Fremeva d’impazienza, e il motivo era uno solo: la curiosità. Quasi tutte le persone sedute nella Sala attendevano il momento in cui avrebbero visto, per la prima volta, il leggendario Harry Potter.

Si trattava, per lo più, di figli di maghi, cresciuti con il racconto della sconfitta di Colui-Che-Non-Deve-Essere-Nominato da parte di un neonato dagli straordinari poteri; da parte sua, Fera aveva solo letto qualcosa sui libri di storia magica contemporanea, ma non poteva negare che l’attesa rendesse vagamente ansiosa anche lei.

Ci volle ancora un minuto prima che la porta della Sala Grande si spalancasse, lasciando entrare i nuovi arrivati. Sebbene avessero solo quattro anni meno di lei, a Fera parvero piccolissimi. Dalla sua posizione non li vedeva molto bene, ma quando si fermarono intravide subito una chioma rosso brillante, e ricordò le lettere in cui Percy le parlava del fratello minore prossimo a iniziare la scuola.

«Vedi quello lì?» disse, dando di gomito a Penelope. «È il fratello di Percy. Gli somiglia, non trovi?»

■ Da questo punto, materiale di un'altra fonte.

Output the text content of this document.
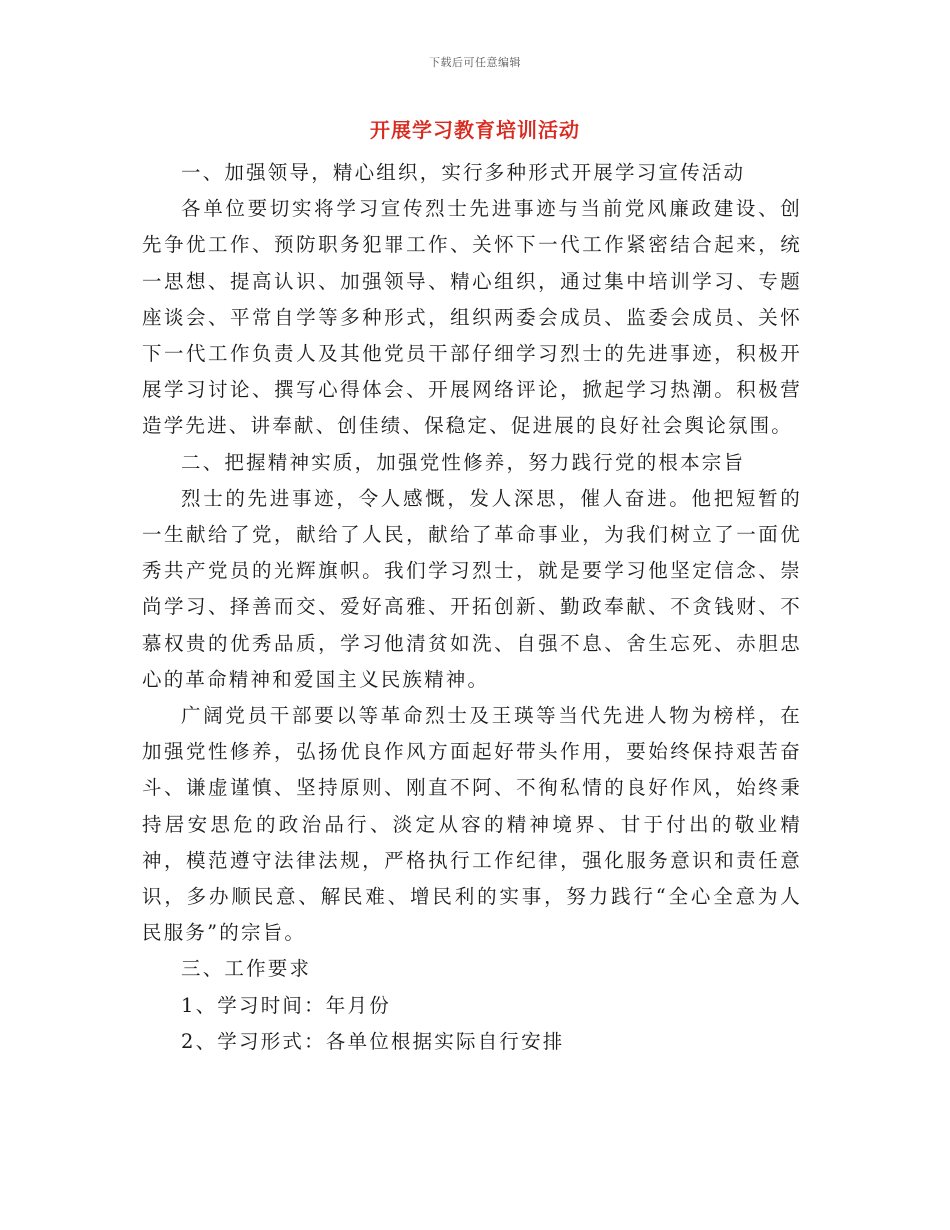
下载后可任意编辑
开展学习教育培训活动

一、加强领导，精心组织，实行多种形式开展学习宣传活动

各单位要切实将学习宣传烈士先进事迹与当前党风廉政建设、创先争优工作、预防职务犯罪工作、关怀下一代工作紧密结合起来，统一思想、提高认识、加强领导、精心组织，通过集中培训学习、专题座谈会、平常自学等多种形式，组织两委会成员、监委会成员、关怀下一代工作负责人及其他党员干部仔细学习烈士的先进事迹，积极开展学习讨论、撰写心得体会、开展网络评论，掀起学习热潮。积极营造学先进、讲奉献、创佳绩、保稳定、促进展的良好社会舆论氛围。

二、把握精神实质，加强党性修养，努力践行党的根本宗旨

烈士的先进事迹，令人感慨，发人深思，催人奋进。他把短暂的一生献给了党，献给了人民，献给了革命事业，为我们树立了一面优秀共产党员的光辉旗帜。我们学习烈士，就是要学习他坚定信念、崇尚学习、择善而交、爱好高雅、开拓创新、勤政奉献、不贪钱财、不慕权贵的优秀品质，学习他清贫如洗、自强不息、舍生忘死、赤胆忠心的革命精神和爱国主义民族精神。

广阔党员干部要以等革命烈士及王瑛等当代先进人物为榜样，在加强党性修养，弘扬优良作风方面起好带头作用，要始终保持艰苦奋斗、谦虚谨慎、坚持原则、刚直不阿、不徇私情的良好作风，始终秉持居安思危的政治品行、淡定从容的精神境界、甘于付出的敬业精神，模范遵守法律法规，严格执行工作纪律，强化服务意识和责任意识，多办顺民意、解民难、增民利的实事，努力践行“全心全意为人民服务”的宗旨。

三、工作要求

1、学习时间：年月份

2、学习形式：各单位根据实际自行安排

«Oh! È vero, gli assomiglia un sacco. Com’è carino!».

Non era “carino” il termine che Fera avrebbe usato, semmai “spaesato”, ma lasciò stare. Cercò di seguire lo Smistamento: dopo i primi, tuttavia – tra cui la Millicent incontrata in treno, che fu mandata senza sorpresa a Serpeverde – fu difficile non cedere alla noia. L’attenzione si risvegliò quando un certo “Paciock, Neville” rimase sotto al Cappello per quasi due minuti, e tornò del tutto quando, dopo “Perks, Sally Anne”, fu chiamato “Potter, Harry”.

Un fitto brusio accompagnò il piccolo Harry verso lo sgabello. Lui che era piccino: mingherlino, coi capelli sparati in ogni direzione, gli occhiali storti e i vestiti che lo facevano apparire ancora più magro. A Fera, più che curiosità, ispirò tenerezza.

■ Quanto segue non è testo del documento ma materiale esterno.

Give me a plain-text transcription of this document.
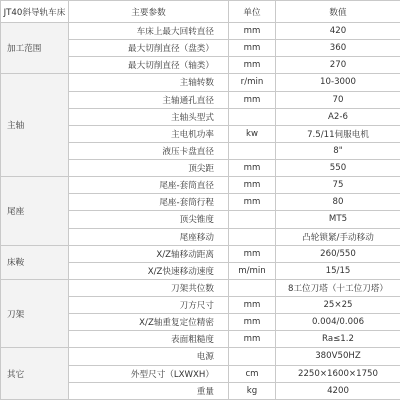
JT40斜导轨车床	主要参数	单位	数值
加工范围	车床上最大回转直径	mm	420
	最大切削直径（盘类）	mm	360
	最大切削直径（轴类）	mm	270
主轴	主轴转数	r/min	10-3000
	主轴通孔直径	mm	70
	主轴头型式		A2-6
	主电机功率	kw	7.5/11伺服电机
	液压卡盘直径		8"
	顶尖距	mm	550
尾座	尾座-套筒直径	mm	75
	尾座-套筒行程	mm	80
	顶尖锥度		MT5
	尾座移动		凸轮锁紧/手动移动
床鞍	X/Z轴移动距离	mm	260/550
	X/Z快速移动速度	m/min	15/15
刀架	刀架共位数		8工位刀塔（十工位刀塔）
	刀方尺寸	mm	25×25
	X/Z轴重复定位精密	mm	0.004/0.006
	表面粗糙度	mm	Ra≤1.2
其它	电源		380V50HZ
	外型尺寸（LXWXH）	cm	2250×1600×1750
	重量	kg	4200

«Ma quello… non sembra Harry Potter» commentò Penelope, evidentemente delusa dall’aspetto del leggendario bambino.

«Che ti aspettavi, Arnold Schwarzenegger?» avrebbe voluto chiedere Fera, ma tenne per sé la citazione babbana e guardò il Cappello calare sulla fronte del bambino.

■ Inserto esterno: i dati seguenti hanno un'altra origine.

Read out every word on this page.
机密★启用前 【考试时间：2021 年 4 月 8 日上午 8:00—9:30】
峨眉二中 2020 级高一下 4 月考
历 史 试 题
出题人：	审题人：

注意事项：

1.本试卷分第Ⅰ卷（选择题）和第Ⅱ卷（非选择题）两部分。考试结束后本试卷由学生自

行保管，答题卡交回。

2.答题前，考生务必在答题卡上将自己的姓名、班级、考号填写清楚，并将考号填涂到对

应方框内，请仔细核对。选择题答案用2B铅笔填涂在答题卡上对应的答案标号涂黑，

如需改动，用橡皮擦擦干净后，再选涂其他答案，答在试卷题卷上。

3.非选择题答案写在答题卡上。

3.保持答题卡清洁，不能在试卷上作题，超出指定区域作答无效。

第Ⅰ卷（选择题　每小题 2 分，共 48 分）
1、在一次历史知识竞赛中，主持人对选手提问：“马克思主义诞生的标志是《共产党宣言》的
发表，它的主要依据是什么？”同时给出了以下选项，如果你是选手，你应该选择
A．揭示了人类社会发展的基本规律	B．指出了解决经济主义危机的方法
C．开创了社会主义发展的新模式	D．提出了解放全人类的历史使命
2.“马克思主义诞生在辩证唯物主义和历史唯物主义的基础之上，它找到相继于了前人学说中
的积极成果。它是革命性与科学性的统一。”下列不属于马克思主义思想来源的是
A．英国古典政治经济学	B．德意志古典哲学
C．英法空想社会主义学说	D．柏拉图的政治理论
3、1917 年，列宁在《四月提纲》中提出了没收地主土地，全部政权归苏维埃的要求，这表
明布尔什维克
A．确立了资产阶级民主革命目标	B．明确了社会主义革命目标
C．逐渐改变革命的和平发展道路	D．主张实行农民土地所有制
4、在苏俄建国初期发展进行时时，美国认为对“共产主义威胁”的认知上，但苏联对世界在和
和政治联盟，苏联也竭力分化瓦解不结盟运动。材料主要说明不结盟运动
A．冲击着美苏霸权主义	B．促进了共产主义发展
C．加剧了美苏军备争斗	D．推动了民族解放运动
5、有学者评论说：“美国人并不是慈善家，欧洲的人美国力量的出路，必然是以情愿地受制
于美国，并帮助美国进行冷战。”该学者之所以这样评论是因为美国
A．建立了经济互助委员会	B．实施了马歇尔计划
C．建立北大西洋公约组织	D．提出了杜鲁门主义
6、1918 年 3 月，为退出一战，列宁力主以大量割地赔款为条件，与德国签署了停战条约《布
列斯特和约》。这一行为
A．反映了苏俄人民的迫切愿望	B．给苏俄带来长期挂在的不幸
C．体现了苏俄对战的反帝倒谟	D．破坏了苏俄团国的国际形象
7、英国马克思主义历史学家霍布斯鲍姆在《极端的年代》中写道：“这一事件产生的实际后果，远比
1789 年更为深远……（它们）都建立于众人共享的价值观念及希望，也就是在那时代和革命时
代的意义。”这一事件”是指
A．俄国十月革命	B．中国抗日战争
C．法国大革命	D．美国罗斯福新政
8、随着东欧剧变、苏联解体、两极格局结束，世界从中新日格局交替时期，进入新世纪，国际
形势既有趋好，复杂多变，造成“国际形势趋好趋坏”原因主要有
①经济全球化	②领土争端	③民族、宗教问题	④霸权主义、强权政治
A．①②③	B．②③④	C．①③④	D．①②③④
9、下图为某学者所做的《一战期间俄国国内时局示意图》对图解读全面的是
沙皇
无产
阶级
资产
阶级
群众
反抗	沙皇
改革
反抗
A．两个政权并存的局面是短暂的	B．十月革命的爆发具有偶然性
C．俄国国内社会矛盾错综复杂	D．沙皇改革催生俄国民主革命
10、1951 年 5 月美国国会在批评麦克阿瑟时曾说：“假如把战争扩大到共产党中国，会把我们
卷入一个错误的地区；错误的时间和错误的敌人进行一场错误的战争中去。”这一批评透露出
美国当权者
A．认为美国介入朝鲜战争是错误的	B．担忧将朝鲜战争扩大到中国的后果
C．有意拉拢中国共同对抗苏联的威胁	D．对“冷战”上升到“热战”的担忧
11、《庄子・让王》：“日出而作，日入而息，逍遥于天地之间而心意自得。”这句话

E se fosse finito nella sua Casa? Paul aveva ragione, per Corvonero sarebbe stato un grande lustro. D’altra parte, era come diceva Ed: dipendeva dal suo carattere, non da altro.

Dopo qualche lungo secondo, in cui si potevano sentire i ritratti stessi respirare, il Cappello emise il verdetto a gran voce.

«GRIFONDORO!».

Fera sobbalzò, mentre il tavolo rosso e oro esplodeva. D’istinto, la ragazza cercò con lo sguardo Percy, e quando lo vide sorrise: il suo amico si era alzato in piedi per dare personalmente il benvenuto a Harry nella sua Casa.

«Per Circe,» mormorò tra sé, «adesso ci rinfaccerà per secoli il fatto che il grande Potter è un Grifondoro come lui».

In fondo, però, non le dispiaceva; e quando Percy guardò raggiante nella sua direzione, si congratulò in silenzio alzando un pollice.